I spoke with Abby Williams (NYU) and Kate Storey-Fisher (NYU) today about Williams's forecasts for measuring cosmological-scale gradients in the large-scale structure. We came up (many moons ago) with approximate scalings with survey volume, the number of tracers, and the amplitude of the clustering. Some of these are obeyed by Williams's results and some aren't! What gives? We think it might have to do with the occupation number of the modes. If the number density of tracers is high, the clustering precision depends on volume, not galaxy number density.
2022-04-01
distributions of dimensionless quantities
In finishing up our paper on dimensional analysis for machine learning, Soledad Villar and I have been discussing how to talk about out-of-distribution generalization of machine-learning methods.
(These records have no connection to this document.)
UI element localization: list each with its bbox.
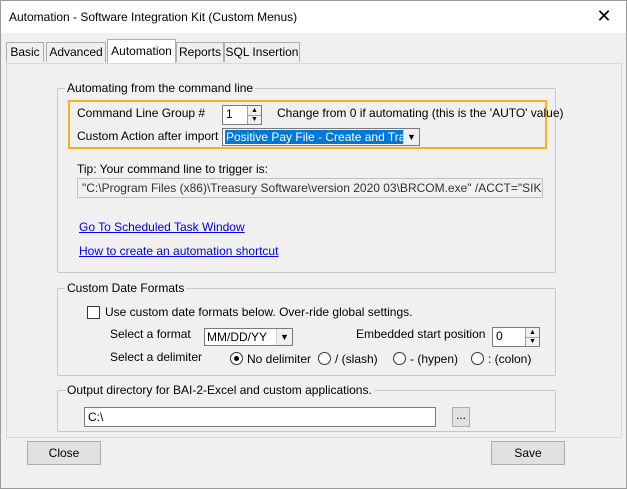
command-line-field[interactable]: "C:\Program Files (x86)\Treasury Softwar… bbox=[77, 178, 543, 198]
automation-group: Automating from the command line Command… bbox=[57, 81, 564, 273]
tab-basic[interactable]: Basic bbox=[6, 42, 44, 62]
select-delimiter-label: Select a delimiter bbox=[110, 350, 203, 364]
output-directory-group: Output directory for BAI-2-Excel and cus… bbox=[57, 383, 556, 432]
embedded-start-label: Embedded start position bbox=[356, 327, 486, 341]
use-custom-date-label: Use custom date formats below. Over-ride… bbox=[105, 305, 413, 319]
tip-text: Tip: Your command line to trigger is: bbox=[77, 162, 268, 176]
date-format-dropdown[interactable]: MM/DD/YY ▼ bbox=[204, 328, 293, 346]
chevron-down-icon[interactable]: ▼ bbox=[276, 329, 292, 345]
tab-sql-insertion[interactable]: SQL Insertion bbox=[224, 42, 300, 62]
close-button[interactable]: Close bbox=[27, 441, 101, 465]
command-line-group-value: 1 bbox=[226, 107, 233, 121]
custom-action-dropdown[interactable]: Positive Pay File - Create and Transmit … bbox=[222, 128, 420, 146]
radio-colon-label: : (colon) bbox=[488, 352, 532, 366]
use-custom-date-checkbox[interactable] bbox=[87, 306, 100, 319]
custom-date-group: Custom Date Formats Use custom date form… bbox=[57, 281, 556, 376]
chevron-down-icon[interactable]: ▼ bbox=[403, 129, 419, 145]
title-bar: Automation - Software Integration Kit (C… bbox=[1, 1, 626, 33]
radio-no-delimiter[interactable] bbox=[230, 352, 243, 365]
radio-colon[interactable] bbox=[471, 352, 484, 365]
select-format-label: Select a format bbox=[110, 327, 191, 341]
group-hint-text: Change from 0 if automating (this is the… bbox=[277, 106, 564, 120]
radio-slash[interactable] bbox=[318, 352, 331, 365]
output-directory-input[interactable]: C:\ bbox=[84, 407, 436, 427]
custom-action-value: Positive Pay File - Create and Transmit bbox=[225, 130, 419, 144]
custom-action-label: Custom Action after import bbox=[77, 129, 219, 143]
radio-hyphen-label: - (hypen) bbox=[410, 352, 459, 366]
output-directory-legend: Output directory for BAI-2-Excel and cus… bbox=[65, 383, 374, 397]
save-button[interactable]: Save bbox=[491, 441, 565, 465]
window-title: Automation - Software Integration Kit (C… bbox=[9, 10, 298, 24]
automation-shortcut-link[interactable]: How to create an automation shortcut bbox=[79, 244, 278, 258]
date-format-value: MM/DD/YY bbox=[207, 330, 267, 344]
automation-panel: Automating from the command line Command… bbox=[6, 63, 622, 438]
spin-down-icon[interactable]: ▼ bbox=[526, 337, 539, 346]
radio-slash-label: / (slash) bbox=[335, 352, 378, 366]
embedded-start-spinner[interactable]: 0 ▲ ▼ bbox=[492, 327, 540, 347]
tab-reports[interactable]: Reports bbox=[176, 42, 224, 62]
spinner-buttons: ▲ ▼ bbox=[247, 106, 261, 124]
output-directory-value: C:\ bbox=[88, 410, 104, 424]
command-line-value: "C:\Program Files (x86)\Treasury Softwar… bbox=[82, 181, 543, 195]
radio-no-delimiter-label: No delimiter bbox=[247, 352, 312, 366]
close-window-icon[interactable]: ✕ bbox=[594, 6, 614, 26]
spin-down-icon[interactable]: ▼ bbox=[248, 115, 261, 124]
automation-group-legend: Automating from the command line bbox=[65, 81, 256, 95]
command-line-group-label: Command Line Group # bbox=[77, 106, 206, 120]
radio-hyphen[interactable] bbox=[393, 352, 406, 365]
tab-automation[interactable]: Automation bbox=[107, 39, 176, 63]
spinner-buttons: ▲ ▼ bbox=[525, 328, 539, 346]
command-line-group-spinner[interactable]: 1 ▲ ▼ bbox=[222, 105, 262, 125]
embedded-start-value: 0 bbox=[496, 329, 503, 343]
scheduled-task-link[interactable]: Go To Scheduled Task Window bbox=[79, 220, 245, 234]
browse-button[interactable]: ... bbox=[452, 407, 470, 427]
tab-advanced[interactable]: Advanced bbox=[46, 42, 106, 62]
custom-date-group-legend: Custom Date Formats bbox=[65, 281, 187, 295]
dialog-window: Automation - Software Integration Kit (C… bbox=[0, 0, 627, 489]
The space of dimensionless quantities is smaller in many ways, but I couldn't figure out how to argue that it is easier to match the test data to the training data in the dimensionless quantities than in the original, dimensional inputs. Villar pointed out that one way to see it is that many different distributions in the dimensional quantities map to the same distribution in the dimensionless quantities. For example, if you multiply all the masses by five, you haven't changed the distribution in the mass ratios, even though your mass distributions will no longer overlap. That's a good argument, and what we ended up arguing in the paper.